# Skyline C10



## Bender (May 16, 2011)

Hi, 

iam new here and iam searching for a Nissan Skyline C10 somebody know where i can get one???

offer please everything

edit:  

best regards bender


----------



## mattysupra (Oct 31, 2008)

all cars u know for sale.


----------



## MobileLPG (Aug 18, 2010)

That made me chuckle.


----------



## jim-lm (Mar 15, 2005)

What's a C10???


----------



## IP Support (Jan 31, 2011)

Nissan Skyline - Wikipedia, the free encyclopedia


----------



## MrGT (Jul 6, 2009)

how much you looking to spend ??

they can be found and imported but are not cheap when looking for a mint example.
i was talking to dave from the GTR shop the other day about there c10. it took them a year to find an acceptable car.

i would love one one day as a project, import it no engine then see if you could get a rb30 in it  

Tib


----------



## Bender (May 16, 2011)

MrGT said:


> how much you looking to spend ??
> 
> they can be found and imported but are not cheap when looking for a mint example.
> i was talking to dave from the GTR shop the other day about there c10. it took them a year to find an acceptable car.
> ...


Hi 

THX for the answer

Iam ready to spend 20.000€ or something like that. The condiotion of the car can be (1-6) maybe 2. 
The engine i wanna drive is the 6cyl.
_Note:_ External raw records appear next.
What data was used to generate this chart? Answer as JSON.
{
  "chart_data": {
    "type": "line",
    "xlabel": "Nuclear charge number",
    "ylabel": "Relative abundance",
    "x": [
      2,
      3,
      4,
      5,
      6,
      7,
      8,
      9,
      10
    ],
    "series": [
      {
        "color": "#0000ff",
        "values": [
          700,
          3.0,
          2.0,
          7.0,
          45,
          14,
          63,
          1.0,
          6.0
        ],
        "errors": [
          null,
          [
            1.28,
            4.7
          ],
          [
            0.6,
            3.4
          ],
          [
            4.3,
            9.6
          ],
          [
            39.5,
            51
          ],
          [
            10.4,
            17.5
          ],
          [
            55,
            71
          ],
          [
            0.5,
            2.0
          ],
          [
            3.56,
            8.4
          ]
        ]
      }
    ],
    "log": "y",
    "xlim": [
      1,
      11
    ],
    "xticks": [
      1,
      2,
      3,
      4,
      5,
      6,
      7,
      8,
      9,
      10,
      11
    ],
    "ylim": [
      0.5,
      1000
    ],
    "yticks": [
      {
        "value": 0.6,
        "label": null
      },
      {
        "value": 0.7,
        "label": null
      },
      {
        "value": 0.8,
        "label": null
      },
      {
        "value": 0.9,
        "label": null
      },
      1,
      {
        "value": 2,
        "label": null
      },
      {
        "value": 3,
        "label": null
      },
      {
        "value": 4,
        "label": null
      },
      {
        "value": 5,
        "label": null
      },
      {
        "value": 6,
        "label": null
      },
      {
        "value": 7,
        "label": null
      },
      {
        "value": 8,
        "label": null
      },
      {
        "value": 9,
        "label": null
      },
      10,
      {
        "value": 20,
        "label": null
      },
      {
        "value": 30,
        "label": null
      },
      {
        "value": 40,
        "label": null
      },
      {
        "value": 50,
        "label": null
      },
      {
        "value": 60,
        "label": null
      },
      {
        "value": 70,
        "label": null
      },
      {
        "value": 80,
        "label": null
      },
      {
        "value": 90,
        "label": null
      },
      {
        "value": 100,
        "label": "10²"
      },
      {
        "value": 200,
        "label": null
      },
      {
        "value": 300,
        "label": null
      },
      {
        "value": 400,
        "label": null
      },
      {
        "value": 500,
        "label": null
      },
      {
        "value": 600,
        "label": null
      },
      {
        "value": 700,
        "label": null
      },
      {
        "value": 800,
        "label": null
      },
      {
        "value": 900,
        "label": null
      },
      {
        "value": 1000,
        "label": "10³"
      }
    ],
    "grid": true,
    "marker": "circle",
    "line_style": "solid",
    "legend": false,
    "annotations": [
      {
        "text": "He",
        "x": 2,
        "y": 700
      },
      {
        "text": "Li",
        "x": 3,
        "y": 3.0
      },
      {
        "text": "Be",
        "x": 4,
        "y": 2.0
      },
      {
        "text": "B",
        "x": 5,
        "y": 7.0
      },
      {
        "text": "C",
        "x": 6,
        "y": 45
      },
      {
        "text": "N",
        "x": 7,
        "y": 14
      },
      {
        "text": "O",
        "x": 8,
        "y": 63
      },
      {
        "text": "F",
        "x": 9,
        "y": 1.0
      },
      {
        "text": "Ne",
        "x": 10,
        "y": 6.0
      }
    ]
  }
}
Webber.
No Turbo engine - i drive a Turbo (Porsche 968 Turbo replic) car so i wanna a carburetor engine. 

But were i can find a C10?? any advice??

regards bender


----------



## skyjuice (Apr 4, 2009)

Google Translate

check these lot out


----------



## Bender (May 16, 2011)

anyone know cars in europe??


----------



## MrGT (Jul 6, 2009)

if your serious email either Matty from newera or Dave from the GTR shop (both can be found in the traders section)*
*just had a look and couldnt see newera? so here you go http://www.neweraimports.com and just in the intrests of fairness http://www.thegtrshop.com both there just click :thumbsup:**

hope that helps.

Tib


----------